January 2001 -- "The ideas of economists and political philosophers, both when they are right and when they are wrong, are more powerful than is commonly understood. Indeed the world is ruled by little else." So said John Maynard Keynes, and truly.

Over the last two and a half centuries, for example, the anti-Enlightenment ideas of Jean-Jacques Rousseau have been taking on an ever more powerful role in Western society. The recent presidential election produced numerous instances of this, as when the Florida Supreme Court grounded a decision on the following Rousseau-like dictum: "The will of the people, not a hypertechnical reliance upon statutory provisions, should be our guiding principle in election cases."

But Rousseau and his brand of anti-Enlightenment thought are by now familiar foes. A newer and far more troubling enemy is the anti-Enlightenment thought of postmodernists such as Jacques Derrida. During the last forty years, we have seen such postmodernism come to dominate the humanities in higher education and replace traditional scholarship with puerile analyses cast in terms of race, sex, and economic status. Very recently, this corrupting postmodern technique has been transmitted downward to the mass media.

Terry Moran of ABC News

During the election, one example was provided by Terry Moran , White House correspondent for ABC News, and his background provides insight into the spread of philosophical ideas. Moran's journalistic career began at Legal Times, where he was a correspondent and assistant managing editor. At that high-level of legal journalism, he would naturally be aware of the theoretical movements affecting the law, including the postmodernist Critical Legal Studies movement. In 1992, however, Moran moved to the mass media, as represented by Court TV. In 1998, he went to a still more mass medium, ABC News, where he was the network's primary correspondent for Supreme Court coverage. In 1999, he was named White House correspondent for ABC, and so was able to bring a postmodern outlook to wide-ranging analyses involving American politics and culture.

During the last forty years, we have seen such postmodernism come to dominate the humanities in higher education and replace traditional scholarship with puerile analyses cast in terms of race, sex, and economic status. Very recently, this corrupting postmodern technique has been transmitted downward to the mass media.

And that is just what he did with his December 6, on-line election commentary. Going far beyond the leftist politics of the Roussseauean anti-Enlightenment, Moran put forward the postmodern theory that political ideas are merely excuses for oppression by groups that are defined by race, sex, or class. "It is no accident," he said, attacking Republican arguments for obeying the law, "that the biggest champions of rules in general are white men. We wrote them, after all. For centuries, we were the only ones allowed to write them. . . . The very American tradition of reverence for rulemaking is one that, quite naturally, has been sponsored by those empowered to make rules in the first place."

This represents a significant decline in our marketplace of ideas. Formerly, the Enlightenment's advocacy of the rule of law was opposed by the anti-Enlightenment's advocacy of the popular will, with each side declaring the other's theory to be wrong in fact and disastrous in practice.
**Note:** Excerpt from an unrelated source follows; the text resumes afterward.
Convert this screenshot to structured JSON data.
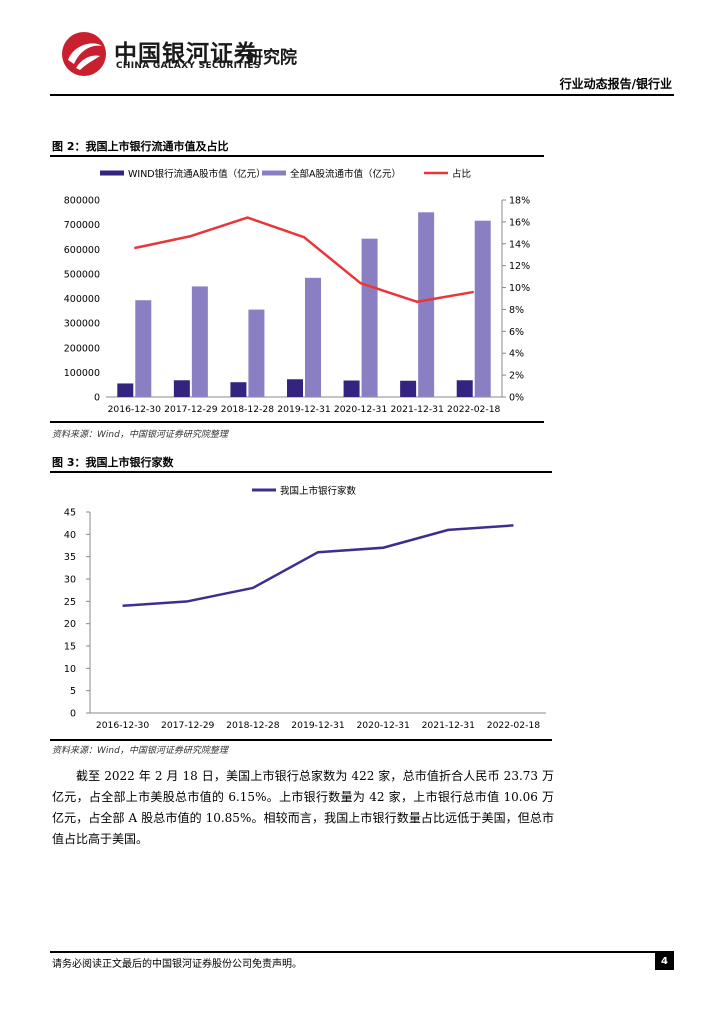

Still, each side believed that there was a truth of the matter and that rational arguments could determine where the truth lay.
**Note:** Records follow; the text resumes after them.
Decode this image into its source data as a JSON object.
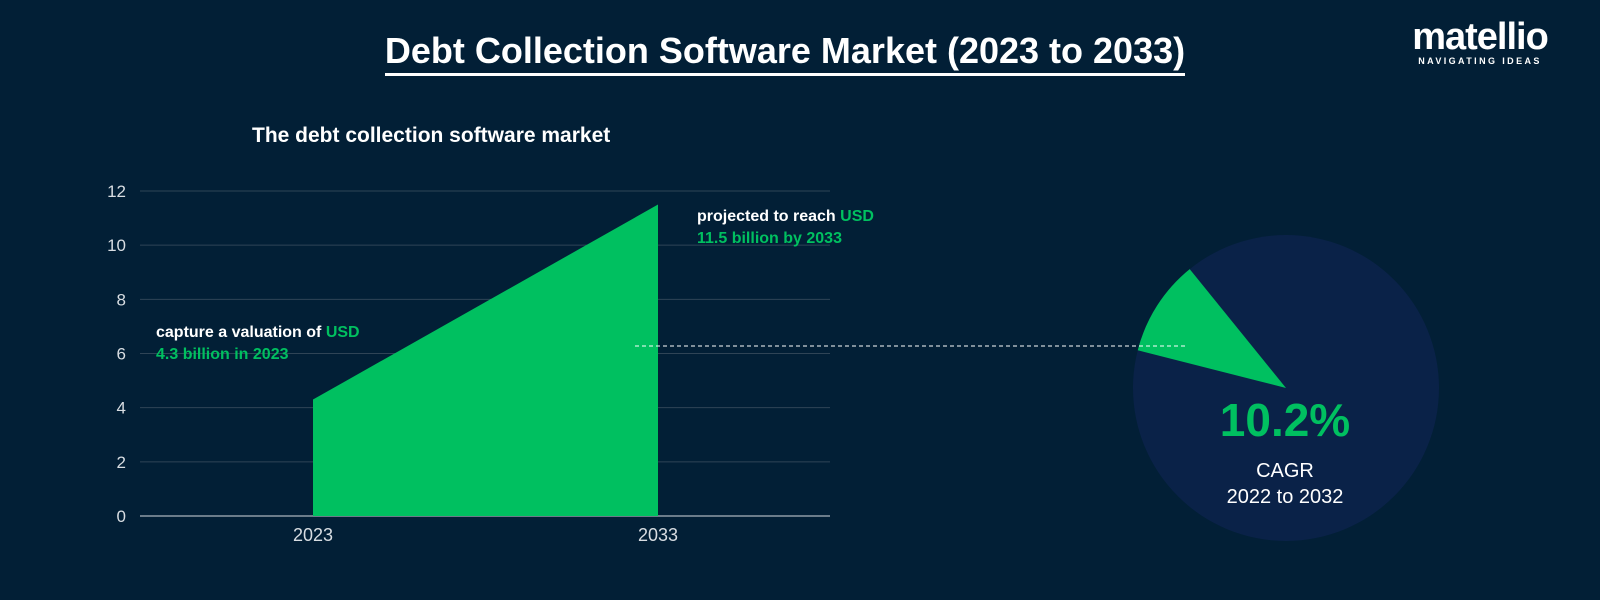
{
  "title": "Debt Collection Software Market (2023 to 2033)",
  "logo": {
    "text": "matellio",
    "tagline": "NAVIGATING IDEAS",
    "accent": "#e0252c"
  },
  "colors": {
    "background": "#021f36",
    "green": "#00c060",
    "pie_bg": "#0a2248",
    "grid": "#2f4456"
  },
  "chart_data": [
    {
      "type": "area",
      "title": "The debt collection software market",
      "categories": [
        "2023",
        "2033"
      ],
      "values": [
        4.3,
        11.5
      ],
      "ylim": [
        0,
        12
      ],
      "yticks": [
        0,
        2,
        4,
        6,
        8,
        10,
        12
      ],
      "grid": true,
      "annotations": [
        {
          "prefix": "capture a valuation of ",
          "highlight": "USD 4.3 billion in 2023"
        },
        {
          "prefix": "projected to reach ",
          "highlight": "USD 11.5 billion by 2033"
        }
      ]
    },
    {
      "type": "pie",
      "values": [
        10.2,
        89.8
      ],
      "label_value": "10.2%",
      "label_line1": "CAGR",
      "label_line2": "2022 to 2032"
    }
  ]
}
What Moran was telling his non-academic audience was that the ideas of oppressor groups-such as Republicans-are only weapons designed to keep down other groups. What is actually at stake is power, not truth and reason.
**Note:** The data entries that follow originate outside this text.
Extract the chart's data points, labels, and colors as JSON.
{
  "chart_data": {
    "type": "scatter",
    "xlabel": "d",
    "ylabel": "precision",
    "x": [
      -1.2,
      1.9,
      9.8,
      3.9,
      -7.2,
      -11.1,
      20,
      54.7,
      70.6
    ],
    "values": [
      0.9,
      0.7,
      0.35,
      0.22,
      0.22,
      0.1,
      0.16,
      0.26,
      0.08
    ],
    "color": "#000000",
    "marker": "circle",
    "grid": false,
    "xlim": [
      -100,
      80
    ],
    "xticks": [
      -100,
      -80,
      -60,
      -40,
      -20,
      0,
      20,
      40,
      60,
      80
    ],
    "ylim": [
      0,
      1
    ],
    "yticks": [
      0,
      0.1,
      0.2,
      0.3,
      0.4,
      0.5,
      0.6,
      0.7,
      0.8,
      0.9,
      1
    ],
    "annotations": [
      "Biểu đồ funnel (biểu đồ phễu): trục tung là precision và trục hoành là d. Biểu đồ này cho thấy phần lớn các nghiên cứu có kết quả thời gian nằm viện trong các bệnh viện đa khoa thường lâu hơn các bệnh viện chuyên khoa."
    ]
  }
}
How quickly such a belief can produce tyranny we know from our campuses. There, anti-oppression rhetoric like Moran's has yielded kangaroo courts that dispense with the presumption of innocence; censorship in the form of speech codes; and thought control in the form of political correctness. If Moran and other journalists are allowed to get away with spouting postmodern "news analysis," they will be laying the groundwork for introducing similar procedures and institutions into the country at large.